Most establishments forget about the fundamental princess of possession very easily. They forget that “you can only own what belongs to you, what doesn't remain in your possession is not yours”. So most time they spend time training and committing their workers to continually win new customers but never talk about how to keep them. They are not your customers if they don't keep coming back. Don’t get me wrong it’s wise for a company to seek the expansion of their market. As a matter of fact. one of the major goals of a business is to continually
expand the scope of its market.
In as much as you seek to keep expanding your market shape, ensure you don't do that at the expense of the territories you already own in that market space. Most business owners are just bent on bringing in new people that they begin to lose the customers they have.
Another mistake organizations make is that they treat old customers in a bad way because some new prospects came on board. There is a need for business owners to appreciate and show their customers gratitude for choosing to stay not because they have to but because they want to for some reasons. Some make the mistake of chasing customers who have been loyal for years, just to win over a new customer that may never check back.

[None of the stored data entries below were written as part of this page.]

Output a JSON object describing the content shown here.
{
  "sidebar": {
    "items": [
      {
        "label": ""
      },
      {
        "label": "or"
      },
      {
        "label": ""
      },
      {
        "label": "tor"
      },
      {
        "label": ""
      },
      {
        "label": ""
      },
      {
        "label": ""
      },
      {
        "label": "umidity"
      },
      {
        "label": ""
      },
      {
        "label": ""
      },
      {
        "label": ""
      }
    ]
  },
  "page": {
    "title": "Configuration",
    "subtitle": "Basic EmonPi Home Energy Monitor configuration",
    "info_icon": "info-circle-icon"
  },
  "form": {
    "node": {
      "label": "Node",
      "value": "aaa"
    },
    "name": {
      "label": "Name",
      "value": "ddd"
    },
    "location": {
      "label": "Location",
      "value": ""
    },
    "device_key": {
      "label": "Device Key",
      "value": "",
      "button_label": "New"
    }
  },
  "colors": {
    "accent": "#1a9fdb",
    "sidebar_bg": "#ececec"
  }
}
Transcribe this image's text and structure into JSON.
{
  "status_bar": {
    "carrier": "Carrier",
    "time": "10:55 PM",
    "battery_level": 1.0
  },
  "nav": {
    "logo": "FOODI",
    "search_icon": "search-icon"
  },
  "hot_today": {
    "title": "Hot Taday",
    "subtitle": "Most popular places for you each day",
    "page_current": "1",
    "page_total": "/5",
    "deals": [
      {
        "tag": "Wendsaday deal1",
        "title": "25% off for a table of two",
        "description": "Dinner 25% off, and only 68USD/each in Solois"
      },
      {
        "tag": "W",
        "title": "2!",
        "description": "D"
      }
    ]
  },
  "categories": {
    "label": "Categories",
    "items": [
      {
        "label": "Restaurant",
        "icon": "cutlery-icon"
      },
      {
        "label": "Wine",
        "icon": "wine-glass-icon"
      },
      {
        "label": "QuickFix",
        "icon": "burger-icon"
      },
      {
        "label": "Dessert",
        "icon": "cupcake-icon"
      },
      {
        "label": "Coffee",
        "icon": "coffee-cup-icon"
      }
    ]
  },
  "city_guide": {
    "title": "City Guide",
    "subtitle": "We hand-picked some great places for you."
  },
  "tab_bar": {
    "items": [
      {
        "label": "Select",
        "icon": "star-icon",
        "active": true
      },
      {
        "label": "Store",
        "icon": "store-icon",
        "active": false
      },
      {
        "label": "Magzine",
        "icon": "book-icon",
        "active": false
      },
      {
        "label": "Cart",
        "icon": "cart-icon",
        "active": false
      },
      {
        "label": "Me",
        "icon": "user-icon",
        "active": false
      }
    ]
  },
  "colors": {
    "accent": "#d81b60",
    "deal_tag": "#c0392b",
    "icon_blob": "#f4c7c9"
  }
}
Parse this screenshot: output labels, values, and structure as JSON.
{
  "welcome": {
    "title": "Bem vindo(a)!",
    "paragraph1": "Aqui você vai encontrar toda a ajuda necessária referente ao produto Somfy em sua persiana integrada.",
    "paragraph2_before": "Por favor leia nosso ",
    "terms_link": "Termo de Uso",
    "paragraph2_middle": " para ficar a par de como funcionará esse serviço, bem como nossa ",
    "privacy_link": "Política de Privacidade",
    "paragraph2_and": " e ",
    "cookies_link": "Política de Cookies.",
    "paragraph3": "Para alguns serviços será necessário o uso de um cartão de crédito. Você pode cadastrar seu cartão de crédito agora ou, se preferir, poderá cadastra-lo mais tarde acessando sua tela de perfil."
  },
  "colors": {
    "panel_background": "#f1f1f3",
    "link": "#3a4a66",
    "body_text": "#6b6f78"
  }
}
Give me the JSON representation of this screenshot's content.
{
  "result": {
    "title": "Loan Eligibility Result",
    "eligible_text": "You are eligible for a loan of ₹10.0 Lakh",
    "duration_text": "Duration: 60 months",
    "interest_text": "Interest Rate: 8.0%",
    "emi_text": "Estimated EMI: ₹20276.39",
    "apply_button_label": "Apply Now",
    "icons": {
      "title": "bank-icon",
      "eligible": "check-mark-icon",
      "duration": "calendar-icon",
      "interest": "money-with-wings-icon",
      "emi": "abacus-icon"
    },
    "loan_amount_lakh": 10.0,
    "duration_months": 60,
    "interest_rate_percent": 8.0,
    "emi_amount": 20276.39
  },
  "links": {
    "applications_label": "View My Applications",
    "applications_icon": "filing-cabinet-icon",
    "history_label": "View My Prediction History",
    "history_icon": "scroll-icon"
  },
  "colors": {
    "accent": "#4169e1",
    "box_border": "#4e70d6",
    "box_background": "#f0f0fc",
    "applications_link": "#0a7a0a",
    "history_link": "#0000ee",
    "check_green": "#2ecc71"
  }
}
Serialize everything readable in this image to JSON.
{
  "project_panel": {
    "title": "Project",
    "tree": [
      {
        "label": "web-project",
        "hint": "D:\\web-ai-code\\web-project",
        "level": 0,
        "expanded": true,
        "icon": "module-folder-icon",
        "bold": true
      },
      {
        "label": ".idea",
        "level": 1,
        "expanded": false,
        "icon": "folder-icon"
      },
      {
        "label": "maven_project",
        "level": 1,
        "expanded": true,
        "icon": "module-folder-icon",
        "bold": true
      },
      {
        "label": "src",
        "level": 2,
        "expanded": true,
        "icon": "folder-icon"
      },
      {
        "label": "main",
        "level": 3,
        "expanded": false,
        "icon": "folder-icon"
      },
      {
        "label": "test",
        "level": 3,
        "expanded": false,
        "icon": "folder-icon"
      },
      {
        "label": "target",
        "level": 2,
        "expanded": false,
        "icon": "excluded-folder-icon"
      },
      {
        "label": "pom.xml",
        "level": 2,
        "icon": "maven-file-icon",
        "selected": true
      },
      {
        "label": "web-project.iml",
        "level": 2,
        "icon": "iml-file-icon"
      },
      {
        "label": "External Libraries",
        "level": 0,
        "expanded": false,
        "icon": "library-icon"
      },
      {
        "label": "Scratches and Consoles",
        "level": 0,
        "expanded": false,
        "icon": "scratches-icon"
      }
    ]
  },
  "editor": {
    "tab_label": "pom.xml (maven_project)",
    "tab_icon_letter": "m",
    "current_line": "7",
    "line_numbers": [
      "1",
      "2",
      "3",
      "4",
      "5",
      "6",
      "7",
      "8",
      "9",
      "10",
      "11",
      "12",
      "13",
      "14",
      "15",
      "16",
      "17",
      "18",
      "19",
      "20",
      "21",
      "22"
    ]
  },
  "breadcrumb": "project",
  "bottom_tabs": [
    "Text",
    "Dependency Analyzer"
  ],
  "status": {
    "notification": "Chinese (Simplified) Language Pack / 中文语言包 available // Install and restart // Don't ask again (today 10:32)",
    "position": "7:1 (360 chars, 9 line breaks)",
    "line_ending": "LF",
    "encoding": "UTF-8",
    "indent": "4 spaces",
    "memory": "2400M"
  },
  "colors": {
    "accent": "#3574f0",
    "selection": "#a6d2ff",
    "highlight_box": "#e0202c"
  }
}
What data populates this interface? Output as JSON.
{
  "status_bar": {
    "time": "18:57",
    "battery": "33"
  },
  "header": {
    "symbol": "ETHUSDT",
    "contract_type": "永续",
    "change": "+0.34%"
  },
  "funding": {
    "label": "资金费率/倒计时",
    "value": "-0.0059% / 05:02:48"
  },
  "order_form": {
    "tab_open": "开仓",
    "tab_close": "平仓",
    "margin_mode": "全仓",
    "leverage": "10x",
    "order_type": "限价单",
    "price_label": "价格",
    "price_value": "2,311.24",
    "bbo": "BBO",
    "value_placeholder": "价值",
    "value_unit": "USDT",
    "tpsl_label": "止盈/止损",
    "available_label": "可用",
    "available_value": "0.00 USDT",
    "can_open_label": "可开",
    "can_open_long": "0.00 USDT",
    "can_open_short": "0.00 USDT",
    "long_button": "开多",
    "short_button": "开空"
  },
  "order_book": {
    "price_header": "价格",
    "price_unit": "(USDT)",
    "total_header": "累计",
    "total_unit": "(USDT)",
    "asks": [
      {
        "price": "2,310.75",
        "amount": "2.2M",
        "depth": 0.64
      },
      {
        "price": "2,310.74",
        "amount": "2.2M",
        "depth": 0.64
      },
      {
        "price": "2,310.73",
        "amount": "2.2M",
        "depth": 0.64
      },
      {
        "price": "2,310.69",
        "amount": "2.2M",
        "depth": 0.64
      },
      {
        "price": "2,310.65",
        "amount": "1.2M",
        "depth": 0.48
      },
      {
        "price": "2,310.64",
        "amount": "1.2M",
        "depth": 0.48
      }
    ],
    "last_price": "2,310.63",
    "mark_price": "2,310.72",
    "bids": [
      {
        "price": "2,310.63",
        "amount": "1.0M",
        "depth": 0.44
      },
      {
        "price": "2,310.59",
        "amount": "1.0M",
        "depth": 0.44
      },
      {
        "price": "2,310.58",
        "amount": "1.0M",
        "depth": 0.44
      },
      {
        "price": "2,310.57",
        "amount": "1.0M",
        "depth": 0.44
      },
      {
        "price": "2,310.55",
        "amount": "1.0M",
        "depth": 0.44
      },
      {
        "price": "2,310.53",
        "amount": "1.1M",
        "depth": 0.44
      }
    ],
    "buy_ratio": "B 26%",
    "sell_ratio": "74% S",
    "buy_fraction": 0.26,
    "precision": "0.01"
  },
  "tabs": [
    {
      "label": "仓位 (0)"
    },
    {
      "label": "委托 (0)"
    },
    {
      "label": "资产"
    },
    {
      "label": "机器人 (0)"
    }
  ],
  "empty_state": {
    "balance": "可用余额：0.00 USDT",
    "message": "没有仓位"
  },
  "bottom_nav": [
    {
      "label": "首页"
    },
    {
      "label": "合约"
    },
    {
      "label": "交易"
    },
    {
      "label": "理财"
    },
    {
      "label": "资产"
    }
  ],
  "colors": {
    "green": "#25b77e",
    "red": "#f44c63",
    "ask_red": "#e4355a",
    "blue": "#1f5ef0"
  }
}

I saw the analysis and the implication of losing one customer and I'll suggest that every business owners should see this.
Mr Tony got angry over the poor response of the man at the counter who happens to be a newly employed staff in the company. The man at the counter only acted backed on the instruction he got from his Manager to attend to Mr Alex only and no one else even if it was obvious that one Mr Tony was the only customer left. He got pissed and made it clear that he won't return. All he bought was a small chocolate box of about 2$ as usual for his son on a daily basis … Now Mr Tony never returned as promised. Mr Alex just happens to visit his sister and decided to buy an expensive toy car worth 100$ for her son … he is not a regular visitor, meanwhile, Mr Alex was very pleased with their service and happily walked away with the product.
Mr Tony's Case;
Let's take a look at what just happened;
Mr Tony buys a chocolate box of $2 every day which will in a year when multiplied by 365, a total of $730 in a year.
Mr Alex's Case;
While Mr Alex buys a toy car of $100 which there’s no guarantee he will come back even if he comes to the neighbourhood.
In total, the store will be losing sales worth $630 just because they failed to appreciate a regular customer.
The basis thing all business owners must know is that no customer is unimportant, every customer is the most important assets a business can own because without them you won't be addressed as a business owner. Both new and old; all should be treated with respect.
Disengaged does not mean, gone for good
I've heard business owners say “leave him, another will come; he is not the only individual in the market”. No, don’t do that, totally wrong. Don't even say it where your employee will hear, so that attitude towards customers won't change. Value your customers, however, there are situations where you can’t do anything to please Mr Tonu, you need to do map out plans to restore him. Don’t forget about your customers even when they stop coming, try to reach out to them to know why. Never relent on a good backup plan to restore and compensate for whatever reasons it was why they stopped coming.